ROBOT WAIFUS ARE CLOSER THAN EVER! BAZINGA! :so-true:

  • meme_monster [none/use name]
    ·
    3 years ago

    They showcase a text to speech interface, not a fully functional chatbot, and note that their biggest clients are AAA game studios. The video and "inspired by the movie Her" PR is just clever marketing intended to drive a strong emotional response and generate clicks and word of mouth.

    Currently this sounds like a threat to voice actors rather than a threat to real human connection. Judging from the sample audio generated for the article, I wouldn't be incredibly worried if I was a pro at the top of my game, but this could certainly wipe the floor of any amateur game studio voice talent, depending on pricing. But then again, there are people out there that like Hatsune Miku's singing...

      • KobaCumTribute [she/her]
        ·
        3 years ago

        The problem is that that idea gets misinterpreted as meaning that labor-saving devices can't reduce costs, when the idea (where it's true) is more about dead labor and surplus value being "baked into it" when capital is created.
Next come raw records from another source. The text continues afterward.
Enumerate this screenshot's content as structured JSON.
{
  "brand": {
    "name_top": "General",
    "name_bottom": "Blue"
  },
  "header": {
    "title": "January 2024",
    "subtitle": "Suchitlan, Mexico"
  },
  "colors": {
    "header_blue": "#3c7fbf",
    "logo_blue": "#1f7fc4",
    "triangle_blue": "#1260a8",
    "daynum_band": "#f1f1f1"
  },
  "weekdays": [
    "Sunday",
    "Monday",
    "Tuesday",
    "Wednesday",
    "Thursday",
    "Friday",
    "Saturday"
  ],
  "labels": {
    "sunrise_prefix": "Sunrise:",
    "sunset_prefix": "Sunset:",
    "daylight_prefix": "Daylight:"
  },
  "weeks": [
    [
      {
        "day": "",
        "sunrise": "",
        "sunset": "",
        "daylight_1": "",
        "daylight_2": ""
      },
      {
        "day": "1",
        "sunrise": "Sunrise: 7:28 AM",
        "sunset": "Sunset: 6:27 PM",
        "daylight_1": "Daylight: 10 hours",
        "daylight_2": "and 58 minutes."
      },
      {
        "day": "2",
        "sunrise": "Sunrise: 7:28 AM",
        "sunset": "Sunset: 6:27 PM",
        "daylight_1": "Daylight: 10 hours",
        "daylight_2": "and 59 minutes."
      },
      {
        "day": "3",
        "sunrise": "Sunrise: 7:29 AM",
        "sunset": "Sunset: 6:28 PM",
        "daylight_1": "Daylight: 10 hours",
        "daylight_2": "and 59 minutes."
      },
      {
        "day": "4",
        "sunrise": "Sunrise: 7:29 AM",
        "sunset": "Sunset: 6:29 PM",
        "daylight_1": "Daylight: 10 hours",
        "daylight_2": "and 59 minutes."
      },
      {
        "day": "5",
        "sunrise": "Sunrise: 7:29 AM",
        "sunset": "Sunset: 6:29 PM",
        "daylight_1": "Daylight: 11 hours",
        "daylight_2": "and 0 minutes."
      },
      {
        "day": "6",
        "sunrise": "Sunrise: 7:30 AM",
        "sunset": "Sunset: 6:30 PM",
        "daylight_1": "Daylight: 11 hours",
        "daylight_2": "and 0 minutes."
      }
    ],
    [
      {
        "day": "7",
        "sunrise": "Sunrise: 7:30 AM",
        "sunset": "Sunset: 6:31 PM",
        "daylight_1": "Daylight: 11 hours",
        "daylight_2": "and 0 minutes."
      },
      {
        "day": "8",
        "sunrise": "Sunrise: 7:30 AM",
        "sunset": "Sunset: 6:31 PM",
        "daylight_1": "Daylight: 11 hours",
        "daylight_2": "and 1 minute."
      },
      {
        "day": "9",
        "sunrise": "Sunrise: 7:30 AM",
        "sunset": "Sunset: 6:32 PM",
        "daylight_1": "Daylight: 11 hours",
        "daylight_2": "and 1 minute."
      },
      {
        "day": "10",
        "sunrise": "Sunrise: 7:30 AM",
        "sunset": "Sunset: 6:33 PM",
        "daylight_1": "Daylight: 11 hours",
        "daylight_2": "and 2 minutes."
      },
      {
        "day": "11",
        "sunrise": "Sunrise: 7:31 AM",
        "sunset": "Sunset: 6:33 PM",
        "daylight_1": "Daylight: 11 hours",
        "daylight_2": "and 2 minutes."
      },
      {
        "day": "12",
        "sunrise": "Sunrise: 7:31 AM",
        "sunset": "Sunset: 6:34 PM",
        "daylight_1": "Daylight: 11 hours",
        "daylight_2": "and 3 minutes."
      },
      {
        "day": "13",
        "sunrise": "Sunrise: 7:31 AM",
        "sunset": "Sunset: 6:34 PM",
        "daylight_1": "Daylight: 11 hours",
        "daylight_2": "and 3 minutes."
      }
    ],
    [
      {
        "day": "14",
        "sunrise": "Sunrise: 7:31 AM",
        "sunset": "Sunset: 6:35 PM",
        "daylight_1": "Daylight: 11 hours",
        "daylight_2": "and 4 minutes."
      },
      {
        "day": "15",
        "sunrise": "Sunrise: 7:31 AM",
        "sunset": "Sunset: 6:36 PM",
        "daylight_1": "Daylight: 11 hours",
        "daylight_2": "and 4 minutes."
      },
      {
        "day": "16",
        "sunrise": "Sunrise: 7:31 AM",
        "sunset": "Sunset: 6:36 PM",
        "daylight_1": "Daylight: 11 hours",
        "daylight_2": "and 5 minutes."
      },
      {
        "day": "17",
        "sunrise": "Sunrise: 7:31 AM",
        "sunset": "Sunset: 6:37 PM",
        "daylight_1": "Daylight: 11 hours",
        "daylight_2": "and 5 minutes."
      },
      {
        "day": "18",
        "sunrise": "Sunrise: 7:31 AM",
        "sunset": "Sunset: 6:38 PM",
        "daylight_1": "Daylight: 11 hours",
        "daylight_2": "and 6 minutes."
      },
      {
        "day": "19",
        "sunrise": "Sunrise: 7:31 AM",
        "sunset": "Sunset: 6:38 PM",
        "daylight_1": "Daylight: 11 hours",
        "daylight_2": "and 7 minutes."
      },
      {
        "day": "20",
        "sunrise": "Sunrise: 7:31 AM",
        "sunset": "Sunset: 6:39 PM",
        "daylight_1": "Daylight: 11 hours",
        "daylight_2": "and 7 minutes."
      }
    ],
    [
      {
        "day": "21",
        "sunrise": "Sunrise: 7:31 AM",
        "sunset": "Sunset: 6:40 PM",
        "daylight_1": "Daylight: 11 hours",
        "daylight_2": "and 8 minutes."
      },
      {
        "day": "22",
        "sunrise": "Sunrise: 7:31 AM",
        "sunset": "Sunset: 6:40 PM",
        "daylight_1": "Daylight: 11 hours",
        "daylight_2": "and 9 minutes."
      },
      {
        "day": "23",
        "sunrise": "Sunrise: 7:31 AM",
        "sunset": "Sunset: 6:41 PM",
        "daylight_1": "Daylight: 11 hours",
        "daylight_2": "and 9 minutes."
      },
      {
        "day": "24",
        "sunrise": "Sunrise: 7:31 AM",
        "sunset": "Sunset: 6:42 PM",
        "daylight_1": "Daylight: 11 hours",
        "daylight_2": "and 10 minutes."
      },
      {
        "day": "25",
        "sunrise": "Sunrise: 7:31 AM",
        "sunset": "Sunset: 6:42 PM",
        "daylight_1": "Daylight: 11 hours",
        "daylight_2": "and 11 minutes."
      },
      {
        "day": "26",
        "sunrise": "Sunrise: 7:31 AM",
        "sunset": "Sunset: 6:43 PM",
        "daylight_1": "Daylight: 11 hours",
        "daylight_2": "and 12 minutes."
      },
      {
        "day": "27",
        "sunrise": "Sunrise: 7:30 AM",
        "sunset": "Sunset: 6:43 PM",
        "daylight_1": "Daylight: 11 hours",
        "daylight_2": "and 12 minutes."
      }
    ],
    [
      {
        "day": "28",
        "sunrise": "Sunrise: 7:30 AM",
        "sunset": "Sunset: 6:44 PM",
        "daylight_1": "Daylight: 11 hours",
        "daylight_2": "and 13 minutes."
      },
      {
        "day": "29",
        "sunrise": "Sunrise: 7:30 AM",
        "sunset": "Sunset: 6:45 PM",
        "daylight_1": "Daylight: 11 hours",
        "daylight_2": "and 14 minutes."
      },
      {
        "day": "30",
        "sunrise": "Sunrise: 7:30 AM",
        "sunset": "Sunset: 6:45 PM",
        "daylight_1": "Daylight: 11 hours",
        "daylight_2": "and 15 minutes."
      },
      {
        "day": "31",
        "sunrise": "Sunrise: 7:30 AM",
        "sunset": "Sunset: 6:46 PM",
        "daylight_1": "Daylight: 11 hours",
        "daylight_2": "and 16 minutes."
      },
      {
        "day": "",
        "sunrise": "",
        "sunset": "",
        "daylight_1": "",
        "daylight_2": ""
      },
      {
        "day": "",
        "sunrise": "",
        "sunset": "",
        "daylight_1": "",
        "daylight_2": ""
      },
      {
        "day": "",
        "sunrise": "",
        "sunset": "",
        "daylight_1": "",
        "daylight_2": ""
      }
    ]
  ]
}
Tools facilitate labor, and they can transform the labor needed to do a task from intense, active participation to a role based more on guidance and pattern recognition.

        For some commodities, reducing the per-unit production costs and increasing the volume a given amount of labor can produce will gradually devalue it and reduce the per-unit price (and in others it may increase demand as something suddenly becomes widely available and so consumption increases, where before its use-value was low despite its scarcity, because the whole idea of "supply and demand" is at best a vague suggestion instead of an actual fundamental principle), but for others the overall production cost and final sale price are entirely divorced because the per-unit production cost is negligible and the sale price is weirdly standardized.

        So for digital media where individual copies are functionally infinite and nearly free but the creation of the initial work may have massive costs and the final sale price is going to more or less arbitrarily fall into one of a few standard brackets, then something like automated-but-curated asset creation isn't going to devalue the end product and may well be sold well below the cost of having what is functionally an artisan worker produce the assets instead. It would be sort of like using CAD and a milling machine to produce model injection-molds based on 3d models built from templates instead of having a skilled sculptor produce a physical master copy to cast resin molds from silicone or the like.

        • Tapirs10 [undecided,she/her]
          ·
          edit-2
          3 years ago

          If people will pay the same price for something with voices done by a bunch of VAs or by one guy programming it, the company makes more money.

    • GreenTeaRedFlag [any]
      ·
      3 years ago

      Vocaloid is a whole different thing, you don't listen to it to hear a human voice. You might as well complain that the little sound effects when characters are talking in undertale or shovel knight are taking away work.

      • meme_monster [none/use name]
        ·
        3 years ago

        I'm curious to know what people are listening to vocaloid for then, because personally I don't derive pleasure from the uncanny valley of song. Are you saying she would be just as popular if she sang like a character in Animal Crossing?

        • GreenTeaRedFlag [any]
          ·
          3 years ago

          personally I don’t derive pleasure from the uncanny valley of song.

          and I do. clearly it's not for everyone, which is why vocaloid is still kinda niche. it's clearly words that are forming, but they do not sound human. It sounds cool, I like the weird inhuman sound. I don't think she'd be as popular were she speaking gibberish, because the inhuman speech is the fun part.

          My overall point was that Hatsune Miku isn't replacing voice actors anytime soon, because the cases where vocaloid would be used weren't going to feature human voices anyway, same as the weird sound-effect speech some games use. It's a stylistic choice more than a price one.

          • meme_monster [none/use name]
            ·
            3 years ago

            I like the weird inhuman sound

            Well that's a new one on me, but real artists have accomplished the same using auto-tune and talk boxes. Most don't center their entire act around it, although some have. My overall point was that game publishers looking for that "fully voice acted" aesthetic are going to use this tech just like low talent music producers and song writers have used vocaloid.